Regulator Impact on Islamic Contract Law in the Digital Finance Era: A Review through the Regulatory Impact Analysis (RIA) Approach
Keywords:
Sharia fintech, Regulator impact, Regulatory impact analysis, National regulationAbstract
This study explores the impact of regulation on the implementation of Islamic contract law within the context of digital finance using the Regulatory Impact Analysis (RIA) approach. Fintech innovations in the financial sector present both opportunities and challenges for compliance with national law and Sharia principles. Regulations issued by Bank Indonesia and the Financial Services Authority (OJK) aim to ensure security, transparency, and consumer protection, although they are sometimes not fully aligned with emerging Sharia fintech business models.
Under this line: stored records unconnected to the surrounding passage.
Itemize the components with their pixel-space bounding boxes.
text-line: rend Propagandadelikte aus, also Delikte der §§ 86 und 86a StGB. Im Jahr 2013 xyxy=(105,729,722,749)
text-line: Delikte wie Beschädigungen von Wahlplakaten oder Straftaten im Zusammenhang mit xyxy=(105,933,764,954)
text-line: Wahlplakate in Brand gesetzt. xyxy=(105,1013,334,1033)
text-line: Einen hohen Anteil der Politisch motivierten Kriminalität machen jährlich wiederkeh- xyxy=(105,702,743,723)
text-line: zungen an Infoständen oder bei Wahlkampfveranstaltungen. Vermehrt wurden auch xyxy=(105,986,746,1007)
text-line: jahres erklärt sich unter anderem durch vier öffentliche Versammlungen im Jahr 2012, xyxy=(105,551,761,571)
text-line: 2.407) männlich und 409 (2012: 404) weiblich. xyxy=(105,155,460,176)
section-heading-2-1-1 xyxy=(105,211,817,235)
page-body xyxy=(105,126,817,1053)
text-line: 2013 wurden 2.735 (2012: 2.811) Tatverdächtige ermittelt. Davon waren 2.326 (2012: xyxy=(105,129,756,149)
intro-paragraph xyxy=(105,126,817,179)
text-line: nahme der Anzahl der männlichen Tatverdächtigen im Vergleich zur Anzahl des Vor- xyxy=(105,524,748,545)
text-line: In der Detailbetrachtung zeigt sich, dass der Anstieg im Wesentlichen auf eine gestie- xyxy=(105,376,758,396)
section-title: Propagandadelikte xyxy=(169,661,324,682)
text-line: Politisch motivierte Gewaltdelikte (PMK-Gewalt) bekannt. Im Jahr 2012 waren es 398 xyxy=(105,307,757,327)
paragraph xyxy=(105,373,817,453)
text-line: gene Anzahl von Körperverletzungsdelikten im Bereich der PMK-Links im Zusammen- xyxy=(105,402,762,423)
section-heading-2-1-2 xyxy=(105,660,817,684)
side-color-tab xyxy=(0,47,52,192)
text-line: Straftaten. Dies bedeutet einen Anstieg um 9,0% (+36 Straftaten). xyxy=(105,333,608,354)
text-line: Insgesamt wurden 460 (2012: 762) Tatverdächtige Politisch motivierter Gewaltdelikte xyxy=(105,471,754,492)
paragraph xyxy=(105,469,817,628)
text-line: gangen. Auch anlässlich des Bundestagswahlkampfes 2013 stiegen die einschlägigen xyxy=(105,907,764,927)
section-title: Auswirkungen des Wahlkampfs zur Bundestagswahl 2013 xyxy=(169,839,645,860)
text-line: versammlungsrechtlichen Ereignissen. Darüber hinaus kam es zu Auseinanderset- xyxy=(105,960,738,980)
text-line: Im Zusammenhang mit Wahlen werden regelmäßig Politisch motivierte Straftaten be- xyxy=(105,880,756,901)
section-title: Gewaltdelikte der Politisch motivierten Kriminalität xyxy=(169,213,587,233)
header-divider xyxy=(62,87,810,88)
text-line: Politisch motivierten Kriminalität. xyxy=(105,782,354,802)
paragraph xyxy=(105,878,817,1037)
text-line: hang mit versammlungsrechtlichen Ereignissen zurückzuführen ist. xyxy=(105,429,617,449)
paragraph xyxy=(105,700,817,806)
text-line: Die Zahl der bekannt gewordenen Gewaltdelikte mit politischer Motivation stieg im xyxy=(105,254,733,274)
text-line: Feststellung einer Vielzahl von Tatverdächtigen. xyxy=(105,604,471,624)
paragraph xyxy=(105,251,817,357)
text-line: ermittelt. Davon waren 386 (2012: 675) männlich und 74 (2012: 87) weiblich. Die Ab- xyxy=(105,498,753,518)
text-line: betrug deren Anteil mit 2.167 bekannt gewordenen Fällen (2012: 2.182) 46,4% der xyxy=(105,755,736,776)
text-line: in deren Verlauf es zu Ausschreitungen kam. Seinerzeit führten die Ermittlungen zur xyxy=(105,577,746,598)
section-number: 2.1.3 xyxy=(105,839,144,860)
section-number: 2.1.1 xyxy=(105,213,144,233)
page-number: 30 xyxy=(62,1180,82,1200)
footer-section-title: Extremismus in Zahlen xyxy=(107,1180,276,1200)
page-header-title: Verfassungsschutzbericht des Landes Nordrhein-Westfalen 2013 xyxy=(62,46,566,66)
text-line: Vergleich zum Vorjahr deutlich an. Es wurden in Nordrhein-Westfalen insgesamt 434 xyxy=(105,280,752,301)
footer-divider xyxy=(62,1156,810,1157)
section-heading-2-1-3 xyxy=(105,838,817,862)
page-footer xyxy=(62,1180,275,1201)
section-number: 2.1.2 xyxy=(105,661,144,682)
Meanwhile, Islamic contract law emphasizes adherence to Sharia principles, including the prohibition of riba (usury), gharar (excessive uncertainty), and maysir (gambling), through contracts such as murabahah, mudharabah, musyarakah, ijarah, wakalah, and qardh. This study highlights the need for harmonization between positive law and Islamic law so that digital transactions can be conducted fairly, securely, and in accordance with Sharia, while also promoting sustainable growth in the fintech industry. Recommendations include strengthening the integration of regulations with DSN-MUI fatwas, developing operational standards for fintech, implementing adaptive regulations responsive to innovation, enhancing financial literacy, and conducting routine monitoring and evaluation.